O lado social da crise

Mito da caverna de Platão

O lado social da crise tem que ser explorado e ativado no modo AGIR, não podemos ficar aguardando só a parte do governo e nem das instituições, temos que fazer a nossa parte.

Por Ildefonso Camargo

Sabemos que nem tudo está perdido, mesmo na situação alarmante e com o medo e desespero que a COVID-19 tem nos proporcionado. E que muitas vezes ficamos imobilizados e anestesiados pela circunstância. Tudo o que disser sobre a COVID-19 ainda faltará mais adjetivos para classificá-la. Mas, uma coisa podemos dizer, que como é apresentado por Platão no MITO DA CAVERNA, que algum dia possamos sair dessa escuridão e encontrar a luz.

Alguns ficam na escuridão, outros já estão nos informando sobre o mundo externo, falam sobre a luz que é traduzida em ações sociais. Pessoas, entidades e governos já se movimentam para levar alguma esperança aos desamparados. Porém, não podemos ficar só na cobrança e no discurso da prática do bem, o que temos que fazer é PRATICAR e EXECUTAR as ações.

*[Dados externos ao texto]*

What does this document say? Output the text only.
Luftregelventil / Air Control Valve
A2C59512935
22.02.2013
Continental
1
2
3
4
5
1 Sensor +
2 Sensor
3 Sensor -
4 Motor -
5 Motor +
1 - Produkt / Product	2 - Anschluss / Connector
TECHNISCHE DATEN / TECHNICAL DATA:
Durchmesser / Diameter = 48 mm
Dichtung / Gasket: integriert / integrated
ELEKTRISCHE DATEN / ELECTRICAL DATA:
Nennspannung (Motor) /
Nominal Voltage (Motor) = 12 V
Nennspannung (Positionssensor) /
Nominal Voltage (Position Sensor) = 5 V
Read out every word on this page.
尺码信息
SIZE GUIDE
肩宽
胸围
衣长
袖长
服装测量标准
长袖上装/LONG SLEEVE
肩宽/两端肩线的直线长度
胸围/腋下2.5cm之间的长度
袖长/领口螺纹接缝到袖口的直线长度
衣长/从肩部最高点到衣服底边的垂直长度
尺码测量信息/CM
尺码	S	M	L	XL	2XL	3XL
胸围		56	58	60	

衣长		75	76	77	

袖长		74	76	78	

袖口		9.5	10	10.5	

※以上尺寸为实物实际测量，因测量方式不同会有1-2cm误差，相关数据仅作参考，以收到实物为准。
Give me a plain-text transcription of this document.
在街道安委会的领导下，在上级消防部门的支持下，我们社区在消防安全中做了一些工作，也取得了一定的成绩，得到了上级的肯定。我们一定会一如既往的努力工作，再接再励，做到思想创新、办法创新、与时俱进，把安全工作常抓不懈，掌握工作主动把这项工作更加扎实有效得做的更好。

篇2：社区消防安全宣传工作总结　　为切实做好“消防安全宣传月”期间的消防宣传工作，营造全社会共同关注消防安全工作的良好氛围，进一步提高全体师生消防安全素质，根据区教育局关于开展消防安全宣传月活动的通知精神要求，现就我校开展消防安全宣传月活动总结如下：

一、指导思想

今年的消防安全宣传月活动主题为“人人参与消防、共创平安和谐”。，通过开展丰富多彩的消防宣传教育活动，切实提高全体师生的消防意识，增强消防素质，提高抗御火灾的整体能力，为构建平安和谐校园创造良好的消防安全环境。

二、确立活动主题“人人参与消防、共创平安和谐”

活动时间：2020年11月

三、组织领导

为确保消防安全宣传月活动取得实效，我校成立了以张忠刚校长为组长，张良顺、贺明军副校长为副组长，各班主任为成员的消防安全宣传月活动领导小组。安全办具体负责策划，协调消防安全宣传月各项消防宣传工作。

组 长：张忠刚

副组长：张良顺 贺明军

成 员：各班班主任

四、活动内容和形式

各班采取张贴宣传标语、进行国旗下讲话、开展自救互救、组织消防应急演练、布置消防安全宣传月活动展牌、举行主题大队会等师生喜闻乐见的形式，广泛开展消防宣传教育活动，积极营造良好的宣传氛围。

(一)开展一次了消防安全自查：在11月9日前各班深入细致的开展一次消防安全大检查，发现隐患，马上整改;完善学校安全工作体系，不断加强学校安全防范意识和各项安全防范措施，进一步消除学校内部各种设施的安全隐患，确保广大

Em resumo, temos que agir e colocar a mão na massa.

As cobranças e as delegações das culpas são constantes, pois apontamos com facilidades os culpados, e não estamos fazendo o nosso “lado social” da crise que é simplesmente doar o nosso tempo em ajudar ao próximo, seja em qualquer ação.  Por exemplo:

  1. O ato de doar sangue, é gratuito e salva vida. Aproveita para fazer o seu cadastro como doador de medula óssea.
  2. Cadastrar como doador de medula óssea, que é só procurar um hemocentro para preencher o formulário e será coletado 5 ml do seu sangue.
  3. As entidades de classes (sindicatos, associações e cooperativas) deveriam fazer parte da ação social mais intenso, sem esperar a parte do Governo, que já está muito comprometido. Poderiam criar a cultura do DESAPEGO para que todas as pessoas possam doar o seu excedente, ou seja, as roupas que não usam mais, móveis, objetos e outros.
  4. Se cada pessoa que se sentir agradecida por não depender de ajuda para se alimentar, que faça uma doação da cesta básica para uma entidade ou família. Nesse caso, seria importante que “adotasse uma família” pelo tempo que se sentir em condições de oferecer o benefício.
  5. Comércio local terá que ser fortalecido, vamos dar preferência ao comércio local, as feiras e as indústrias. Principalmente o negócio do seu bairro.
  6. Doações de máscaras e produtos de higiene.

O lado social da crise tem que ser explorado e ativado no modo AGIR, não podemos ficar aguardando só a parte do governo e nem das instituições, temos que fazer a nossa parte.

Não podemos de deixar de agradecer aos que já estão no modo AGIR das ações sociais, que realmente tem feito grande diferença no dia da vida de cada um.

1 COMENTÁRIO

  1. Muito boa a análise do Economista Ildefonso Camargo Jr. Precisamos mudar nossa forma de agir. Precisamos AGIR com perseverança com os mais necessitados, ajudar o proximo pra podermos crescer como ser humano. Vamos mudar o Brasil, vamos reagir. Muito bom.